Push Notification works as follows:

The phone opens a channel to the notification service in the cloud (1). Once the channel is opened (2) successfully the phone sends the channel uri to the self-hosted WCF service (3). Once this is done, we are ready! Now PowerPoint can send messages to the phone using this uri supplied (4 + 2).

All of this is encapsulated in a PushNotifier class (on the phone). All you need to do to get going is create a new instance of PushNotifier.

notifier = new PushNotifier("PodiumChannel", "PodiumService");
notifier.Subscribed += new EventHandler(notifier_SubscribeToService);
notifier.HttpNotificationReceived += 
	new EventHandler<Microsoft.Phone.Notification.HttpNotificationEventArgs>
		(notifier_HttpNotificationReceived);
notifier.Open();

Once the PushNotifier is created, handle the Subscribe & HttpNotificationReceived events! Once everything is setup, call Open().

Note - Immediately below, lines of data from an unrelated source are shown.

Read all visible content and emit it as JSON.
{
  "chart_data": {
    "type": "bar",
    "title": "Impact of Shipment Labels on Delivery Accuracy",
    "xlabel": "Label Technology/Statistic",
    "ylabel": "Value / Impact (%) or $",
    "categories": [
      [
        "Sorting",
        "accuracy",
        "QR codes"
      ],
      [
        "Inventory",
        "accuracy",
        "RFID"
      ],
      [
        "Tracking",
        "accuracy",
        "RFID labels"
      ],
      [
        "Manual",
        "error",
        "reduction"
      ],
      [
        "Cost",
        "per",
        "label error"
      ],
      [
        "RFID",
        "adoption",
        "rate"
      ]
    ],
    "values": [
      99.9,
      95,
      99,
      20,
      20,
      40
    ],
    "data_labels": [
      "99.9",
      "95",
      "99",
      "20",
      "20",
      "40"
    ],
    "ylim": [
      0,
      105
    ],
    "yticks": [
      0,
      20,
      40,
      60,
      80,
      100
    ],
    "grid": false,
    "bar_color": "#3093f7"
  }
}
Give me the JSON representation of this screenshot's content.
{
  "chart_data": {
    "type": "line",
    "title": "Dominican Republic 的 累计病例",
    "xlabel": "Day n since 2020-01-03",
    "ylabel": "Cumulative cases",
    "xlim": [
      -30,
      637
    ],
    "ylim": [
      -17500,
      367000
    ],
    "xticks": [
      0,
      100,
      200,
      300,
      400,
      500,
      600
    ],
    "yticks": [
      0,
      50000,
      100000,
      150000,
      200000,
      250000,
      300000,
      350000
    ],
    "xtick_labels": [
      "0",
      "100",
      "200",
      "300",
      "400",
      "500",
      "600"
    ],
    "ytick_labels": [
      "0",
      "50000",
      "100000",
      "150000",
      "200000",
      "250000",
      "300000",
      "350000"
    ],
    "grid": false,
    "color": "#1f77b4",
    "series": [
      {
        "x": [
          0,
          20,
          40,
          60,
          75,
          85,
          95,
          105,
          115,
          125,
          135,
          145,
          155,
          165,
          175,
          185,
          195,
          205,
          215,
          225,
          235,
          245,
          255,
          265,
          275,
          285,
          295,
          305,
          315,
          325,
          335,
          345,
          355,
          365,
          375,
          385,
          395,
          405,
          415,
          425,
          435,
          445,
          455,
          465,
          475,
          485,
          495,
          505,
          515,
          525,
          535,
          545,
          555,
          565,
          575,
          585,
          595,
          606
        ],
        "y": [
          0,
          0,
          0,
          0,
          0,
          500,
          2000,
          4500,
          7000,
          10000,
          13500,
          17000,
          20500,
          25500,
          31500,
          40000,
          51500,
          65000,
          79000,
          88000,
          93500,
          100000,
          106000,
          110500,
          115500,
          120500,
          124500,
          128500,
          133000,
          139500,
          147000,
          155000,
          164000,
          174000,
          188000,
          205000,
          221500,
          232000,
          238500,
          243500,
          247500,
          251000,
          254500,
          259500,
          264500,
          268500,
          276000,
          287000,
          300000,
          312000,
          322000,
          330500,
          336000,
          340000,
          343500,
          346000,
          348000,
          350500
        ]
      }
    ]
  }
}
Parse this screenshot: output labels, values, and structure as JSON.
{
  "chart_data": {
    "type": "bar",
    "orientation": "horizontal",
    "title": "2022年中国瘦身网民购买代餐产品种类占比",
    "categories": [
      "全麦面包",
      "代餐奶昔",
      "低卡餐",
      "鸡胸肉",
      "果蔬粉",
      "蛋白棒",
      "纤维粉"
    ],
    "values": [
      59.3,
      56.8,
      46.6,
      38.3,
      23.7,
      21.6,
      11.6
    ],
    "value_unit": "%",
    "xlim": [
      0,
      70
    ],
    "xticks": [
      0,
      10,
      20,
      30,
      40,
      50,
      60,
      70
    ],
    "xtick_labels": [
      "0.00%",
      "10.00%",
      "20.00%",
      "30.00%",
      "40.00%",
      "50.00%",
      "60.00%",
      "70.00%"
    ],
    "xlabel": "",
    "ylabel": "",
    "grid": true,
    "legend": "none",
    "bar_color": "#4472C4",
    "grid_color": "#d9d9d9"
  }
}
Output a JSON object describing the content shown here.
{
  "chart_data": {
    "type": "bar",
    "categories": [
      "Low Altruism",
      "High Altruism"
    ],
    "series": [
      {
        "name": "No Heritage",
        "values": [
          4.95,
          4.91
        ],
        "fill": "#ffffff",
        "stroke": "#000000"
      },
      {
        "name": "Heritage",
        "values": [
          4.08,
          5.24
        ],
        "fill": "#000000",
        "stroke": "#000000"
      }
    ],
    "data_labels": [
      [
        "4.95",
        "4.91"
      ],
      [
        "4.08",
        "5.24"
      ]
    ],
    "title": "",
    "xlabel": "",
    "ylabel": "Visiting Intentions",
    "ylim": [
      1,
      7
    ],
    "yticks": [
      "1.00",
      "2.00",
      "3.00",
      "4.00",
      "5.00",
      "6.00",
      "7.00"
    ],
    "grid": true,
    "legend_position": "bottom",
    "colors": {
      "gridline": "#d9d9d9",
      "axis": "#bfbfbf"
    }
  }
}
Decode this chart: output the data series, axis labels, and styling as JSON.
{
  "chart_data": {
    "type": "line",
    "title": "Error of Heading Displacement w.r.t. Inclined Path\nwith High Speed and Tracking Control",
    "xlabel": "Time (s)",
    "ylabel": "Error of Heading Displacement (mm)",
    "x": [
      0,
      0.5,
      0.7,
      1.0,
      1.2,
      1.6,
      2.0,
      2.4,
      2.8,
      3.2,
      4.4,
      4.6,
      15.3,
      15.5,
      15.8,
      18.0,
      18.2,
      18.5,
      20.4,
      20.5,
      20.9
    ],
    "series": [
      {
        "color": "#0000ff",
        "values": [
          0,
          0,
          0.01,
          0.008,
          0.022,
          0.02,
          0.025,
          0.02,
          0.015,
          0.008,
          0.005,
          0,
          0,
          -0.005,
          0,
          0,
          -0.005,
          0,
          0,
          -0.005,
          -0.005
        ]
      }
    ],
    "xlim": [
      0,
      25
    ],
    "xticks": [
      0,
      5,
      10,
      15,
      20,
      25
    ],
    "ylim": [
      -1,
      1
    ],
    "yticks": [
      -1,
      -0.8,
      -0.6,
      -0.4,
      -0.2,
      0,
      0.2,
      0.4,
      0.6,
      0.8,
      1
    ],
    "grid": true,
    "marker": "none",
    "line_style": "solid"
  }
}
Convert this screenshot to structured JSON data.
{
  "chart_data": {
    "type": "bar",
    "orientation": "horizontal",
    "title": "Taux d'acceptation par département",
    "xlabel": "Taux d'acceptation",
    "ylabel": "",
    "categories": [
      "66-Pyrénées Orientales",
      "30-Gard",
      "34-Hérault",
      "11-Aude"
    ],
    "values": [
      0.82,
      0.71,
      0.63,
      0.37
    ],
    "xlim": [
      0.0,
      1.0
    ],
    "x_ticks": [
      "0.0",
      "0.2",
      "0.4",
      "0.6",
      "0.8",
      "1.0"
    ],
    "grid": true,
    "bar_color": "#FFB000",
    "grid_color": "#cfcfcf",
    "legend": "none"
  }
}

On the client side (PowerPoint add-in), there is a NotificationSenderUtility class that takes care of sending the toast and RAW http notifications! Here is an example of a toast message:

var subscribers = RegistrationService.GetSubscribers();
notifier.SendToastNotification(subscribers, "Podium", 
			"This is a toast", OnMessageSent);

Gestures

Gesture recognition has historically been hard to do! Not anymore… I use the GestureService (Provided by the Silverlight for Windows Phone Toolkit):

<toolkit:GestureService.GestureListener>
    <toolkit:GestureListener 
        Flick="GestureListener_Flick" 
        DoubleTap="GestureListener_DoubleTap" 
        Tap="GestureListener_Tap" />
</toolkit:GestureService.GestureListener>

Conclusion

The fact that skills translate from desktop/WPF to web/Silverlight and now phone/Silverlight is a HUGE strength of the Microsoft eco-system! Overnight thousands of WPF and Silverlight developers instantly became mobile developers! Show me any other platform capable of this?